Carlos Brito no PCP e na vida parlamentar
Nascido em Moçambique, em 1933, Carlos Brito foi militante do PCP durante 48 anos, desempenhando funções como funcionário, membro do Comité Central, líder parlamentar, director do jornal "Avante!" e candidato à Presidência da República.
Durante a ditadura, viveu dez anos na clandestinidade e passou oito anos na prisão. Já após o 25 de Abril, esteve 16 anos na Assembleia da República, sendo 15 desses anos como líder do grupo parlamentar.
Em 1991, deixou o parlamento "desolado", depois de não ter sido eleito pelo círculo de Faro. No momento da saída, detinha o recorde de "longevidade" na Assembleia, desde a Assembleia Constituinte.
Em 1980, foi candidato às presidenciais contra Ramalho Eanes e Soares Carneiro, mas desistiu à boca das urnas. A permanência de 33 anos no Comité Central terminou em Novembro de 2000, quando renunciou ao lugar por discordar das orientações do XVI Congresso. Em Março de 2000, já tinha dirigido uma carta à direcção, na qual manifestava preocupação com o rumo do partido.

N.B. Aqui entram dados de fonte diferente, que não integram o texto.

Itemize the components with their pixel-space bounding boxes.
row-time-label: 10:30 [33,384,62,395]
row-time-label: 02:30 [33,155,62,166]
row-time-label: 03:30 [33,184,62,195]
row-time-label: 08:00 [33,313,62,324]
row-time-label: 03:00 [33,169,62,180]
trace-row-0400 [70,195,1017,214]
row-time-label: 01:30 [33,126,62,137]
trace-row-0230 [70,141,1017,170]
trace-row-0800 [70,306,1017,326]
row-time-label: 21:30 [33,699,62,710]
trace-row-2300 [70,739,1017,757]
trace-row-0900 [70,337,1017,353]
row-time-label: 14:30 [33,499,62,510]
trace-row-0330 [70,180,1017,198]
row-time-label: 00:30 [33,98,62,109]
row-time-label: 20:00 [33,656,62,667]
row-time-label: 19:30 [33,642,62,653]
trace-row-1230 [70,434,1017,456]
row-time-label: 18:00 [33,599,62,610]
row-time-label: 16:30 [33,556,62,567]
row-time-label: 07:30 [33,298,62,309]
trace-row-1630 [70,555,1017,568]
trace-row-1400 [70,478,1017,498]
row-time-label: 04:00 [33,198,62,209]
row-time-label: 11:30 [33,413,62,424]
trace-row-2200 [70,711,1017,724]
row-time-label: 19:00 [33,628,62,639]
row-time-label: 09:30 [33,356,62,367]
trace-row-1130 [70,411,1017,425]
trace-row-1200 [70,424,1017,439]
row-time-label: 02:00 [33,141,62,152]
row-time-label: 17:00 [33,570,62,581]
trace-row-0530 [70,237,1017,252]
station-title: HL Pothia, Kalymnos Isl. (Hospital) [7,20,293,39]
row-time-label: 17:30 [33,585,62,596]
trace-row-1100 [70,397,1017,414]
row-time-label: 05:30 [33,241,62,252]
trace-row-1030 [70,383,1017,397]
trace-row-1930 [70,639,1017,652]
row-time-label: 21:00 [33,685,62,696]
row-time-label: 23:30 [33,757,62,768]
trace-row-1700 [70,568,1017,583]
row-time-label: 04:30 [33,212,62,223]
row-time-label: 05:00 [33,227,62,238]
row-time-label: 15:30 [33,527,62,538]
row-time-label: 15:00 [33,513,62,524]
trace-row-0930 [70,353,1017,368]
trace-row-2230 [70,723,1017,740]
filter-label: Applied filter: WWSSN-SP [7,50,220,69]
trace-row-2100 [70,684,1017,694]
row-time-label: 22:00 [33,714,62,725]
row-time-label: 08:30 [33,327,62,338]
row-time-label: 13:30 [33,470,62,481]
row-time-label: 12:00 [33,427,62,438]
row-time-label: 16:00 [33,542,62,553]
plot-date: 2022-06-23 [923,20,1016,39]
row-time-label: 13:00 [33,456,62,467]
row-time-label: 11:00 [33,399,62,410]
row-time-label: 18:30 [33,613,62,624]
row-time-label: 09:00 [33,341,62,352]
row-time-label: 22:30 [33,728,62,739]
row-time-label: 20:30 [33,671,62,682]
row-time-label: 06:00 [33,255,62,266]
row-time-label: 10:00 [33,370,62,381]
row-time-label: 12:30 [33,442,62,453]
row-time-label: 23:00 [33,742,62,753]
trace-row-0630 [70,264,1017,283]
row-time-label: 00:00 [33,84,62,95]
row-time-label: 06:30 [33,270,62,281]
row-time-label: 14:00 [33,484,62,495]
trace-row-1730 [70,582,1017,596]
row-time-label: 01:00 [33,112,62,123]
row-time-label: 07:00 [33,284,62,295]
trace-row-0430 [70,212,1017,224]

Carlos Brito esteve também entre os dirigentes que exigiram um congresso extraordinário depois da derrota eleitoral do PCP nas autárquicas de 2001. Na sequência do confronto interno entre os chamados "renovadores" e os defensores da ortodoxia do partido, foi suspenso do PCP em 2002 por 10 meses. A sanção disciplinar foi deliberada pelo Secretariado do partido, num contexto que incluiu várias expulsões de críticos da direção, entre os quais Edgar Correia, já falecido, e Carlos Luís Figueira, que viriam a formalizar alguns anos depois a associação política Renovação Comunista.
Desde 1996, Carlos Brito vinha a dar sinais de querer afastar-se de funções dirigentes: primeiro ao recusar integrar a Comissão Política em 1996 e, mais tarde, ao abandonar a direção do "Avante!", em 1998.

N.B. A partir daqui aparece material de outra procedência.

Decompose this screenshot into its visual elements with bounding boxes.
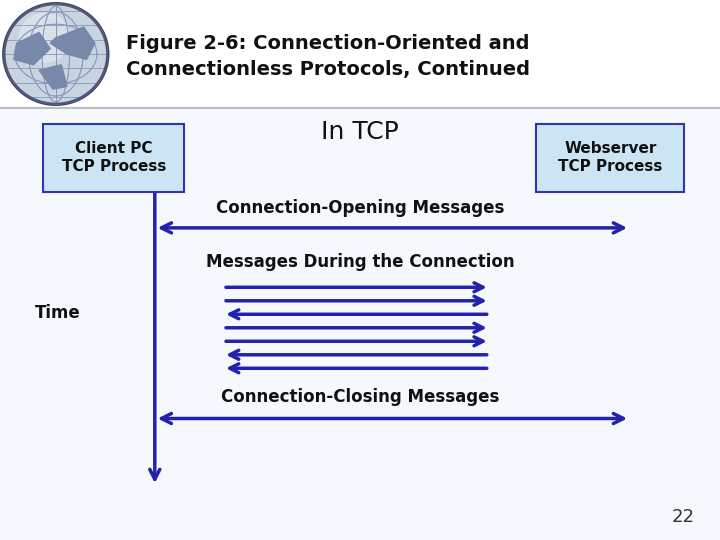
Text: Figure 2-6: Connection-Oriented and
Connectionless Protocols, Continued: Figure 2-6: Connection-Oriented and Conn…	[126, 34, 530, 79]
Polygon shape	[50, 27, 95, 59]
Text: Connection-Closing Messages: Connection-Closing Messages	[221, 388, 499, 406]
Circle shape	[19, 14, 70, 62]
Polygon shape	[14, 32, 50, 65]
Text: Client PC
TCP Process: Client PC TCP Process	[62, 141, 166, 174]
FancyBboxPatch shape	[536, 124, 684, 192]
FancyBboxPatch shape	[0, 108, 720, 540]
Text: Messages During the Connection: Messages During the Connection	[206, 253, 514, 271]
Circle shape	[3, 3, 109, 105]
FancyBboxPatch shape	[0, 0, 720, 108]
Polygon shape	[39, 65, 67, 89]
Text: Webserver
TCP Process: Webserver TCP Process	[559, 141, 662, 174]
Text: 22: 22	[672, 509, 695, 526]
FancyBboxPatch shape	[43, 124, 184, 192]
Circle shape	[4, 4, 107, 104]
Text: In TCP: In TCP	[321, 120, 399, 144]
Text: Time: Time	[35, 304, 81, 322]
Text: Connection-Opening Messages: Connection-Opening Messages	[216, 199, 504, 217]
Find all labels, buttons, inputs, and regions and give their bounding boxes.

Era casado, teve duas filhas e vivia retirado em Alcoutim, no Algarve, terra de origem da sua família. Ao longo de muitos anos, dedicou-se a escrever poesia e ficção, além de participar no movimento associativo ligado ao desenvolvimento regional.
PCP lembra diferenças e recorda contribuição
"Sem prejuízo das conhecidas diferenças e distanciamento político, registamos em Carlos Brito o seu percurso antifascista e a sua contribuição na Revolução de Abril, nomeadamente no plano parlamentar", lê-se numa breve nota de Imprensa enviada pelo PCP.
O secretário-geral do Partido Socialista, José Luís Carneiro, salientou que a morte de Carlos Brito "é motivo de grande tristeza", recordando o seu percurso como "resistente antifascista" e "uma figura incontornável da vida política portuguesa das primeiras cinco décadas da democracia".
José Luís Carneiro acrescentou ainda que Carlos Brito foi "uma referência de seriedade, cidadania e de combate pelos valores que eram os seus, mesmo com custos pessoais e com a incompreensão de alguns dos que tinham sido seus camaradas".